Economia

STF pode mandar Governo devolver até R$ 76 bi

Supremo Tribunal Federal julgará processo que pode levar governo a devolver impostos que teriam sido cobrados indevidamente

postado em 18/05/2008 09:10
O governo está às voltas com o julgamento no Supremo Tribunal Federal (STF) do processo que pode gerar o maior prejuízo para as contas públicas na história da Justiça brasileira. Depois de nove anos de protelação, os ministros do STF devem decidir em um mês se é inconstitucional a inclusão do valor do Imposto sobre Circulação de Mercadorias e Serviços (ICMS) na base de cálculo da Contribuição para o Financiamento da Seguridade Social (Cofins). Se a prática for condenada, a União pode ser obrigada a devolver cerca de R$ 76 bilhões às empresas e arcar com perdas anuais de até R$ 14 bilhões.
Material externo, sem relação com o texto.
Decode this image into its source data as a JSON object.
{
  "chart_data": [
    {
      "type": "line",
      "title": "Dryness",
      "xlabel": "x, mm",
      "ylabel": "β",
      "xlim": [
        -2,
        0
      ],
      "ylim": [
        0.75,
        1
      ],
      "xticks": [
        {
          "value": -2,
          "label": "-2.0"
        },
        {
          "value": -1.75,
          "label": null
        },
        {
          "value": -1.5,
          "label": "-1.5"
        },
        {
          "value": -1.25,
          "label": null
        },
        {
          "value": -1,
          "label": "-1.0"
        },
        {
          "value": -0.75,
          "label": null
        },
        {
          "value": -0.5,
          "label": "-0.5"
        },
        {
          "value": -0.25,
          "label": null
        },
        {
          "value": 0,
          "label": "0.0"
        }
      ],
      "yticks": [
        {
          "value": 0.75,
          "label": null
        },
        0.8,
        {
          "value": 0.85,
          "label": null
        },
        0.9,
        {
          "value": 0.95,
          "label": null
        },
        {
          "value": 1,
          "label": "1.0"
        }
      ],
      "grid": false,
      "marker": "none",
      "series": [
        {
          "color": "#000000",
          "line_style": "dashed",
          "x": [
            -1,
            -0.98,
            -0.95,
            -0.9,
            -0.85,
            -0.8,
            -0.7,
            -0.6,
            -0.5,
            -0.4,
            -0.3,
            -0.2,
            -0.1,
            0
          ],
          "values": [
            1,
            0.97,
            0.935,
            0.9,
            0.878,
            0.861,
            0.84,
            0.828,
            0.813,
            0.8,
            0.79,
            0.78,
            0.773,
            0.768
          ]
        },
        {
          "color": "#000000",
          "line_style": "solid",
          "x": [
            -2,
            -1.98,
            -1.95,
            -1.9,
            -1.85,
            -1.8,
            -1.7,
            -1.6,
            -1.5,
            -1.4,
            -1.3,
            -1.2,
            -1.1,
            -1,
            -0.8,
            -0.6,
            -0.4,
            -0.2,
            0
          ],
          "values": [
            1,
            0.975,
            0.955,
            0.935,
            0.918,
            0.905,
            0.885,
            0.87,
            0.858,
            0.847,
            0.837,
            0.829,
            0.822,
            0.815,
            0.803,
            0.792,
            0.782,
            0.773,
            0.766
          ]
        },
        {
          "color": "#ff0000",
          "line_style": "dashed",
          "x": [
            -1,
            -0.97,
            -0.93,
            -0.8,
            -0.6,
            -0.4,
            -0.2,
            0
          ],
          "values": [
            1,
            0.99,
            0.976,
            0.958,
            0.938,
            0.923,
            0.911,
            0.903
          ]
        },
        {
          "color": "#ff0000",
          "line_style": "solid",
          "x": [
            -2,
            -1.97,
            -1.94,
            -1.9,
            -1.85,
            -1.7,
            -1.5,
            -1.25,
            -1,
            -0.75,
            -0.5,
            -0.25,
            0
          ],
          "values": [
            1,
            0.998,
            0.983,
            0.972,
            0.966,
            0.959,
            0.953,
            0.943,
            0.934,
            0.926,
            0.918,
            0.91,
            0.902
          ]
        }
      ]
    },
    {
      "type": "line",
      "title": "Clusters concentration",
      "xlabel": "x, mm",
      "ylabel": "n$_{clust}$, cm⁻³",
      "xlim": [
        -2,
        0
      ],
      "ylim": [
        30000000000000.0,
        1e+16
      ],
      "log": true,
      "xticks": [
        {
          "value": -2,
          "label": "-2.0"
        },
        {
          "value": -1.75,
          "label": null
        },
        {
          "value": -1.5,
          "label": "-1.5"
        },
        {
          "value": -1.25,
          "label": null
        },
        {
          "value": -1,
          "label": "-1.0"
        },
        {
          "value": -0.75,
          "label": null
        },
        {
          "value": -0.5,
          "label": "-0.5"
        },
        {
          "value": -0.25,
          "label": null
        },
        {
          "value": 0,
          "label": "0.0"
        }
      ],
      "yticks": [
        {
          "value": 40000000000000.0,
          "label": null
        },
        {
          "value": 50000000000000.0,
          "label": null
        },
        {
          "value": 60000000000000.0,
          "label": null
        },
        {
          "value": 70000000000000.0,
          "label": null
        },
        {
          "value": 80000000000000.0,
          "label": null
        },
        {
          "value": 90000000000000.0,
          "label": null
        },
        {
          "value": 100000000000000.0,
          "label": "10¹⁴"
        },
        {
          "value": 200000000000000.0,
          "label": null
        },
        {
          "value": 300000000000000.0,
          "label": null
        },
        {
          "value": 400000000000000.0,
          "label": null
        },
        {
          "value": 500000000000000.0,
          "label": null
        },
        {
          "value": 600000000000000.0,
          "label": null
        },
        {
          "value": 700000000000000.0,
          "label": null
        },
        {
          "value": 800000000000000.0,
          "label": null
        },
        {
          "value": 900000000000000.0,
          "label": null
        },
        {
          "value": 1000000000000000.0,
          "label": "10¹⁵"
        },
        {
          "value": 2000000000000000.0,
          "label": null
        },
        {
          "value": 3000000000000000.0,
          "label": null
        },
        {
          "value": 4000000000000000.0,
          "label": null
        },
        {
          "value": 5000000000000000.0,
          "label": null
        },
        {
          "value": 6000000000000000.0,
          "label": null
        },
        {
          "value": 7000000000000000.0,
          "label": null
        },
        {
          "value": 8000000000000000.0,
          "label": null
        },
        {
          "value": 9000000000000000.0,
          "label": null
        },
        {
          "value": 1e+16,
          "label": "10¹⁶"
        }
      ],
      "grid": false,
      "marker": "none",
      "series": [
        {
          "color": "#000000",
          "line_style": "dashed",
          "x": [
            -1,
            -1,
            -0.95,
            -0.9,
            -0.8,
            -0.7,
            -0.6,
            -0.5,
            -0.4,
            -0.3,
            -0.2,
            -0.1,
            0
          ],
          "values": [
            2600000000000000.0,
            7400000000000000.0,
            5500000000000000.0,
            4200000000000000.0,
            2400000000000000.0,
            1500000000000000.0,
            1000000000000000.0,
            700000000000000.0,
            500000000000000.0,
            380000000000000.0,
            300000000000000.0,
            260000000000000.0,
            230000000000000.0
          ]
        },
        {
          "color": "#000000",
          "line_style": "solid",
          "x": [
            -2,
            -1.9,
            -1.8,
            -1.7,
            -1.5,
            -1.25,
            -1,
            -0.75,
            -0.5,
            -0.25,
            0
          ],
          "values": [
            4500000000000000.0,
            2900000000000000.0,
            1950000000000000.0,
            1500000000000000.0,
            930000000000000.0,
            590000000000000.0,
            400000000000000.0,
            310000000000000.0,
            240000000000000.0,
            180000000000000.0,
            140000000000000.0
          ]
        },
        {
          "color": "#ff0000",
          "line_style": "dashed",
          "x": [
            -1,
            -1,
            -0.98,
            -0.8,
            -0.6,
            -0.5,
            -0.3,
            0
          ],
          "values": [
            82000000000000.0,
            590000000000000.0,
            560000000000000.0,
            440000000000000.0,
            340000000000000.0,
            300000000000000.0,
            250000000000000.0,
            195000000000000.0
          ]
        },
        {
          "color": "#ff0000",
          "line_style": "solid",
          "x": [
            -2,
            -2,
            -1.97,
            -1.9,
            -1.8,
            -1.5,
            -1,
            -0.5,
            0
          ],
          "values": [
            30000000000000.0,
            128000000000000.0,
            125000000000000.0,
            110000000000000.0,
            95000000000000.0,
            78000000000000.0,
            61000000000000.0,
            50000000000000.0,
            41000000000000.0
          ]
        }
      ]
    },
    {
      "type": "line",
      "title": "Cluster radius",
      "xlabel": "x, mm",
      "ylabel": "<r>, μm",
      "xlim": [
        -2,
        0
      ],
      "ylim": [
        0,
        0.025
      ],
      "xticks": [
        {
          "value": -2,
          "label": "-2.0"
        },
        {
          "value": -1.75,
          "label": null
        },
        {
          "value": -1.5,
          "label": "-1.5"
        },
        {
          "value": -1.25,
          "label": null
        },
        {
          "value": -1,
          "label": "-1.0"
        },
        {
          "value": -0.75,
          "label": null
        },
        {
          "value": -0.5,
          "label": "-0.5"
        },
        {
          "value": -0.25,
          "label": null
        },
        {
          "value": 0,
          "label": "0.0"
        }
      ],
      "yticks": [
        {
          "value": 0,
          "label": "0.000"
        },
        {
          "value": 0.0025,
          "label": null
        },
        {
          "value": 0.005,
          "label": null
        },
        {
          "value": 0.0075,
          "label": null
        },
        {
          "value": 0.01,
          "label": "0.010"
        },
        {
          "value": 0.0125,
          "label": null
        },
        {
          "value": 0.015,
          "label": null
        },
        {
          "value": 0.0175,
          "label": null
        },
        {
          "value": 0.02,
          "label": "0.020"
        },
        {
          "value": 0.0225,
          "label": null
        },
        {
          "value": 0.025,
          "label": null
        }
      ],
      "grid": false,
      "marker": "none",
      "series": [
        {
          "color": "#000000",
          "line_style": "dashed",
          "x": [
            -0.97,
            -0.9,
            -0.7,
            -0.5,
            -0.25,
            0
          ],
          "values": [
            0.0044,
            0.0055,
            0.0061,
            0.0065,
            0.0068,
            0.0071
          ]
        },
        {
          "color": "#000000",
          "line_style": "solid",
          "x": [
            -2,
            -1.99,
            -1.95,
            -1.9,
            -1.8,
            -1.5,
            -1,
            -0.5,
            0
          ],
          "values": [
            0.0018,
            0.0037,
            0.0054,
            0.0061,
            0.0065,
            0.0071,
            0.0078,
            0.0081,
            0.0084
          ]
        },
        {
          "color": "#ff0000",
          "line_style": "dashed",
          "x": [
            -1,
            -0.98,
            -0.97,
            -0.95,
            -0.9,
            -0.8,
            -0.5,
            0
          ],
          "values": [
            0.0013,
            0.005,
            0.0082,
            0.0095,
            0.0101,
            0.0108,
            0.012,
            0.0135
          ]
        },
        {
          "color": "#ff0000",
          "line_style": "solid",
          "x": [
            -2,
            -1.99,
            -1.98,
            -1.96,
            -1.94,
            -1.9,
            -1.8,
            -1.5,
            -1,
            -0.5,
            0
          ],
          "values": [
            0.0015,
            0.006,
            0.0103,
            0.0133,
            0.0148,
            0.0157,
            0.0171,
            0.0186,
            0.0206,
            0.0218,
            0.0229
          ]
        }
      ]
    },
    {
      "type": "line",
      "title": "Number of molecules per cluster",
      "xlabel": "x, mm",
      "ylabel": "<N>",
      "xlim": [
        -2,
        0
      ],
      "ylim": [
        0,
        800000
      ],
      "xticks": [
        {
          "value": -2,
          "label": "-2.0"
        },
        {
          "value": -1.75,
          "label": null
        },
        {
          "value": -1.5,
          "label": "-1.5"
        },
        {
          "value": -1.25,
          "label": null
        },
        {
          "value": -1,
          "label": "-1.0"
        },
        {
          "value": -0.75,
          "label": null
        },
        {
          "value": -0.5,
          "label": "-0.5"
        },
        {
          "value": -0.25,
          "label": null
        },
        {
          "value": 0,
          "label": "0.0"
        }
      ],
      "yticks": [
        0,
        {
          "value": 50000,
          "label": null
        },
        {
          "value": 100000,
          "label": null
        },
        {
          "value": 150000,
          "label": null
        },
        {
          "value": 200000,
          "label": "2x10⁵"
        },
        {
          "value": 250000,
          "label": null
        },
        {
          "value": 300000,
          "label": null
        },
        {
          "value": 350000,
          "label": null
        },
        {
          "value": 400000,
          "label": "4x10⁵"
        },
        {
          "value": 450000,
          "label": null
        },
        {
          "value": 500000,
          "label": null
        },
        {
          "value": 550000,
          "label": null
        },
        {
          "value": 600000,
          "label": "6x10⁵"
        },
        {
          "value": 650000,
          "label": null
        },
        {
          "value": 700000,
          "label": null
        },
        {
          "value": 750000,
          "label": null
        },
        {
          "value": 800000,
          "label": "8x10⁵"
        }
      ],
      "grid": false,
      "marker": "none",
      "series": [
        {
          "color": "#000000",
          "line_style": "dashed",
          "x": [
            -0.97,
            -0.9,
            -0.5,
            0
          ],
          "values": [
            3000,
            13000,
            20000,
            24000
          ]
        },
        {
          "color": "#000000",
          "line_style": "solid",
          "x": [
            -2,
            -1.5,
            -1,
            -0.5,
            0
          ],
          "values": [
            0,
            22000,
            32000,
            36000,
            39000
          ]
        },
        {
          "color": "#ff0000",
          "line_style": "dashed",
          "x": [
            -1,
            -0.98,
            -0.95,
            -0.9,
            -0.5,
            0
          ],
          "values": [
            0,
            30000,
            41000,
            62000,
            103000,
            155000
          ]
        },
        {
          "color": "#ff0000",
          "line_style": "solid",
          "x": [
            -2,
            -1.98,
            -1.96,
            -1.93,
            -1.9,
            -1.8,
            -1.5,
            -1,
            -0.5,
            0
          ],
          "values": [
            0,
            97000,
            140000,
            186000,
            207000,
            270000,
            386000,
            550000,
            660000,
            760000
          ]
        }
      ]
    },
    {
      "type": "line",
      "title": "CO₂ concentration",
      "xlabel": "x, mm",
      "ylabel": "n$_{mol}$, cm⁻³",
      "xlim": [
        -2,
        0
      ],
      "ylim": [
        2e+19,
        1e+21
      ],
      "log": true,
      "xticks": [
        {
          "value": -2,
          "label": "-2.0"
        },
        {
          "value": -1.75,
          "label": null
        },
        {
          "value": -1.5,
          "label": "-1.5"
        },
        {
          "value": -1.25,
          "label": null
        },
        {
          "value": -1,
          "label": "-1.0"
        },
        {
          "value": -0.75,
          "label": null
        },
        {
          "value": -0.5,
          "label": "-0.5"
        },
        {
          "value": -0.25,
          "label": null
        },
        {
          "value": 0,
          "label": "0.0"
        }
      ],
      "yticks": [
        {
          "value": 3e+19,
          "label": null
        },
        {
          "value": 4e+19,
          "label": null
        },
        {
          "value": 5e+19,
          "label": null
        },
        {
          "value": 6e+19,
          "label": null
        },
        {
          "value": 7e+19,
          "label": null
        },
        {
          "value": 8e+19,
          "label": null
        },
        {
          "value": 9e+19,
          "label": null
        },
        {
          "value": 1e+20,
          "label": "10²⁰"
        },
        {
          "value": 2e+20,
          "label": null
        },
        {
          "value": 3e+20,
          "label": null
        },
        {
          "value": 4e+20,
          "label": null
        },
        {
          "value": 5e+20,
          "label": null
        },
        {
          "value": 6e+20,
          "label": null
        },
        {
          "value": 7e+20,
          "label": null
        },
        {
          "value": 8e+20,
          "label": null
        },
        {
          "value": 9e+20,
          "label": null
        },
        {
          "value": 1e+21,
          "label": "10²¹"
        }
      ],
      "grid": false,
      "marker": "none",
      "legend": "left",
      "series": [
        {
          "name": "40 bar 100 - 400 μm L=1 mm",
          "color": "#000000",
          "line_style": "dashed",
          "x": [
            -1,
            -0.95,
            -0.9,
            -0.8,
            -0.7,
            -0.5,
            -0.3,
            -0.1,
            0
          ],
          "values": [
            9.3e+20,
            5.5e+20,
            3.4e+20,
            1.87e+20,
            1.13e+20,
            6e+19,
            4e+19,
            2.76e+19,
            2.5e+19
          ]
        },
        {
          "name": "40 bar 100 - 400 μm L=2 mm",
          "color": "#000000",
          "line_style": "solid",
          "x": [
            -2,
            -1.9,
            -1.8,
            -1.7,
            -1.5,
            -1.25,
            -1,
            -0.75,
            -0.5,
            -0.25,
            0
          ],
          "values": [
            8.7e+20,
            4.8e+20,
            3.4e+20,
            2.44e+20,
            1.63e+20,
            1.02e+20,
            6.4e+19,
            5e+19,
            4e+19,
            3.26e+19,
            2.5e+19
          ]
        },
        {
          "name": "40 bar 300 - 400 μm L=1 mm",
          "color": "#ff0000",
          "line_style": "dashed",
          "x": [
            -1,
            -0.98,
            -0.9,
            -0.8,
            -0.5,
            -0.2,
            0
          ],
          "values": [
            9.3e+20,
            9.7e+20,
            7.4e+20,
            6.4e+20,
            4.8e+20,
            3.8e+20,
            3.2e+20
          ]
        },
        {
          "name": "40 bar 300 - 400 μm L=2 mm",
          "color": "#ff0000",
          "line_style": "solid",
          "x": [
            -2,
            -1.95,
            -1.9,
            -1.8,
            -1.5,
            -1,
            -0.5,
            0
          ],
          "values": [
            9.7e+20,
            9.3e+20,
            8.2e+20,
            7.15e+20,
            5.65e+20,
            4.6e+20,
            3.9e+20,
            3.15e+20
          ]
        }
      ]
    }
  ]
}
É justamente no tamanho do prejuízo que o governo se apóia para tentar convencer os 11 ministros do STF a ceder aos argumentos da Advocacia-Geral da União (AGU) e da Procuradoria- Geral da Fazenda Nacional (PGFN). Como lembra a advogada tributarista Ana Cláudia Queiroz, do escritório Maluly Jr. Advogados, o rombo anual é superior a todo o orçamento do Bolsa Família, principal programa social do governo, que é de R$ 11,3 bilhões. O julgamento de outras ações já mostrou que, quando as perdas para a administração são muito grandes, o STF costuma ser mais receptivo aos argumentos do governo.

A questão chegou ao Supremo em 1999, quando a empresa Auto Americano Distribuidora de Peças recorreu ao tribunal pedindo a exclusão do valor pago em ICMS da base de cálculo da Cofins. No momento de cobrar a contribuição, que leva em conta o faturamento das empresas, a Receita Federal se baseia no valor total das notas fiscais, sem excluir o montante pago em ICMS. A empresa alega que isso constitui o recolhimento de impostos sobre impostos, o que seria vetado pela legislação tributária brasileira. Nas instâncias inferiores, a companhia obteve decisões tanto a favor como contra seu pedido.

Se prevalecesse o entendimento de que a cobrança ;por dentro; é indevida, todas as empresas contribuintes da Cofins poderiam entrar com processos semelhantes, exigindo a devolução dos recursos pagos a mais sob forma de créditos tributários. Na época no STF, o hoje ministro da Defesa, Nelson Jobim, pediu vistas do processo e se aposentou da Corte, sete anos depois, sem apresentar seu voto. O assunto só voltou à tona em agosto de 2006. O governo estava perdendo por 6 a 1, quando um novo pedido de vistas, agora do ministro Gilmar Mendes, interrompeu a análise mais uma vez.

Batalha
Nesse meio tempo, a AGU entrou com uma Ação Direta de Constitucionalidade (ADC) pedindo a declaração da constitucionalidade da cobrança ;por dentro;. O advogado-geral da União, José Antonio Toffoli, alega que essa fórmula faz parte da cultura tributária nacional, pois as empresas não dividem, no faturamento, o valor com e sem o ICMS. ;A verdade é que o governo sabia que iria perder e tentou um novo recurso, que foi a ADC. É mais fácil eles ganharem o processo no julgamento de uma nova ação do que tentar reverter o que já está quase perdido;, diz Ana Cláudia Queiroz.

Na quarta-feira, o STF decidiu julgar a ADC antes do recurso extraordinário da empresa. A aceitação da estratégia do governo foi interpretada nos meios jurídicos como um sinal de que o tribunal pode dar ganho de causa ao governo. O julgamento, porém, mais uma vez foi suspenso por um pedido de vistas do ministro Marco Aurélio Mello. Segundo um advogado da União consultado pelo Correio, mesmo que o Supremo acabe com a cobrança ;por dentro;, pode amenizar os efeitos da decisão.

A rigor, a declaração de inconstitucionalidade retroage, desfazendo tudo o que foi feito com base na norma. Mas a lei 9.868 permitiu que o STF, nos casos de excepcional interesse social e por razões de segurança jurídica, possa determinar que os efeitos da decisão passem a valer do momento do julgamento em diante. Como as perdas para a União seriam muito grandes, afetando programas sociais, os ministros podem invocar essa permissão. Ou seja, o Supremo pode anular o prejuízo passado do governo, que só perderia o fluxo anual da arrecadação, calculado pela Receita em até R$ 14 bilhões.

O ministro da Fazenda, Guido Mantega, não quer correr riscos. Por isso, vem se encontrando separadamente com cada ministro do STF para convencê-los a votar com o governo. A decisão deve sair em um mês.